Effect of glucuronate on the fraction of Mac-1 in the activated (CBRM1/5 binding) state at A. 37°C and B. 21°C. The fraction of Mac-1 displaying the CBRM1/5 activation epitope was determined by dividing the number of antibody binding sites for CBRM1/5 by the number of binding sites for Bear-1. Mean fluorescence was converted to antibody binding capacity by calibrating with Quantum Simply Cellular Beads. BSS – opened squares; Na glucuronate buffer – filled circles; cells in Na glucuronate returned to BSS after 30 minutes – filled triangles; 10 nM fMLP stimulated cells – filled square. Means from 3 experiments at 37°C (except for the fMLP data, which represents 2 experiments), together with s.e.m. or range (for fMLP data) are shown in A.; B represents a single experiment with duplicate determinations.

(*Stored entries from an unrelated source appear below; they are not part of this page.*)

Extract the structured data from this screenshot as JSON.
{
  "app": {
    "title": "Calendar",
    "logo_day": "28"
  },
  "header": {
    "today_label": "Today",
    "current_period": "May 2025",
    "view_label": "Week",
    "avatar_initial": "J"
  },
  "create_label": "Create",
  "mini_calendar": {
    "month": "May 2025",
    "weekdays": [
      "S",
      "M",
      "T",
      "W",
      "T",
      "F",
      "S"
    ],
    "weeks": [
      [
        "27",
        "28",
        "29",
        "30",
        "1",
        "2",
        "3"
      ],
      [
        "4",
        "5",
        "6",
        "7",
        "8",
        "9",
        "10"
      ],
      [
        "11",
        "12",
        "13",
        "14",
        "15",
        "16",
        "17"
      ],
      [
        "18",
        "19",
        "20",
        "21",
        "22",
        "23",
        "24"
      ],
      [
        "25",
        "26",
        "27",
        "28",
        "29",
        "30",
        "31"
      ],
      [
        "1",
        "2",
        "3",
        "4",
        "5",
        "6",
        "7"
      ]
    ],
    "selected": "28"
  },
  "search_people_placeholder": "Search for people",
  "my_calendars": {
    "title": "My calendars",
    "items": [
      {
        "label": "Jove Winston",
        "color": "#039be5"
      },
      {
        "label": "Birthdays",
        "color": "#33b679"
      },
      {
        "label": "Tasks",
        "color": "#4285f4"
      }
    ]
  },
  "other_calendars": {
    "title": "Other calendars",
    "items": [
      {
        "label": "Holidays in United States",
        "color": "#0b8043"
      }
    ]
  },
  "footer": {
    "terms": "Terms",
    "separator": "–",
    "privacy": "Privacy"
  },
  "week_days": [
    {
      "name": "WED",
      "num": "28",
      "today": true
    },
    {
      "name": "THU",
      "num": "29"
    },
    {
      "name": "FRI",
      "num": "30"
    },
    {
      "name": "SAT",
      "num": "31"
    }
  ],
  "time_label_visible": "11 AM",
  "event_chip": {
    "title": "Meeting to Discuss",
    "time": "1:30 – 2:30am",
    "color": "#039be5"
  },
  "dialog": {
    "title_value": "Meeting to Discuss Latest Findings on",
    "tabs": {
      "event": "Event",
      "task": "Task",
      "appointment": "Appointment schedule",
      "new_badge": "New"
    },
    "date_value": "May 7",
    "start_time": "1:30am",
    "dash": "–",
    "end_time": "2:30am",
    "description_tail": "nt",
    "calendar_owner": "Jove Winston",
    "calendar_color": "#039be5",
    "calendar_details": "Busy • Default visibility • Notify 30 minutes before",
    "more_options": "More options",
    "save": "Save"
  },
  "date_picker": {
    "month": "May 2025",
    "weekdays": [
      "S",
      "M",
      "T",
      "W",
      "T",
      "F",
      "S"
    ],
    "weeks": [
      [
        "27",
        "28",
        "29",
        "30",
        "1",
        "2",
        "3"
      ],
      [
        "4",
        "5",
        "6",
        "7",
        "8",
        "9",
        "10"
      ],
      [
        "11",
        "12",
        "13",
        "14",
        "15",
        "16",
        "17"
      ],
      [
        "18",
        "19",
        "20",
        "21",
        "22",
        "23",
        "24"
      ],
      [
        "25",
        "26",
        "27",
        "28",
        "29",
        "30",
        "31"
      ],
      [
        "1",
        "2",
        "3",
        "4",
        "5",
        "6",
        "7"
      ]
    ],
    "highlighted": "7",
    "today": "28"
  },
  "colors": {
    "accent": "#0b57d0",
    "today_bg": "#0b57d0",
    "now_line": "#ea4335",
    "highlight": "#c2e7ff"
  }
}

Effect of external anions on neutrophil Mac-1 activation epitope expression, recognized by CBRM1/5 antibody binding. Each bar represents the mean of three experiments, each with duplicate determinations, with cells from different donors (except 37.5 mM glutamate where n=1). Experiments were performed at room temperature. The error bars represent s.e.m. Cases shown as +30mM or +60 mM were hypertonic. The 37.5 mM buffers were obtained by replacement of chloride and were isotonic. Applying ANOVA and Duncan's multiple range test (α = 0.05), we find that differences among the four control BSS buffers (leftmost columns) were not statistically significant, and the differences among the three glucuronate buffers (center columns) were also not statistically significant. However, all glucuronate and glutamate buffers were significantly different from controls, the two glutamate concentrations (30 mM and 60 mM) were different from each other and different from all glucuronate-containing buffers.

Effect of glucuronate on Mac 1 expression and activation. Neutrophils (5×10⁶ cells/ml) were either maintained in BSS (opened squares) or resuspended at time zero in glucuronate buffer (filled circles). 100 μl aliquots were taken at the indicated times and placed on ice. At 30 minutes a portion of cells in glucuronate buffer was centrifuged, resuspended in BSS, and returned to the 37°C water bath (filled triangles). Neutrophils were also stimulated with 10 nM fMLP for 30 minutes in BSS (filled square). Antibody binding capacity (ABC) was obtained using Quantum Simply Cellular Beads. Each point represents the mean of three experiments, each with duplicate determinations, with cells from different donors, except for the fMLP data, where the mean of two experiments is shown. Experiments were performed at 37°C. Error bars indicate standard error of the mean (s.e.m.) or, for the fMLP data, range of the two values. A. Antibody binding capacity for the Mac-1 activation epitope, recognized by CBRM1/5 antibody binding. B. Antibody binding capacity for the total Mac-1 surface expression, recognized by Bear-1 antibody binding.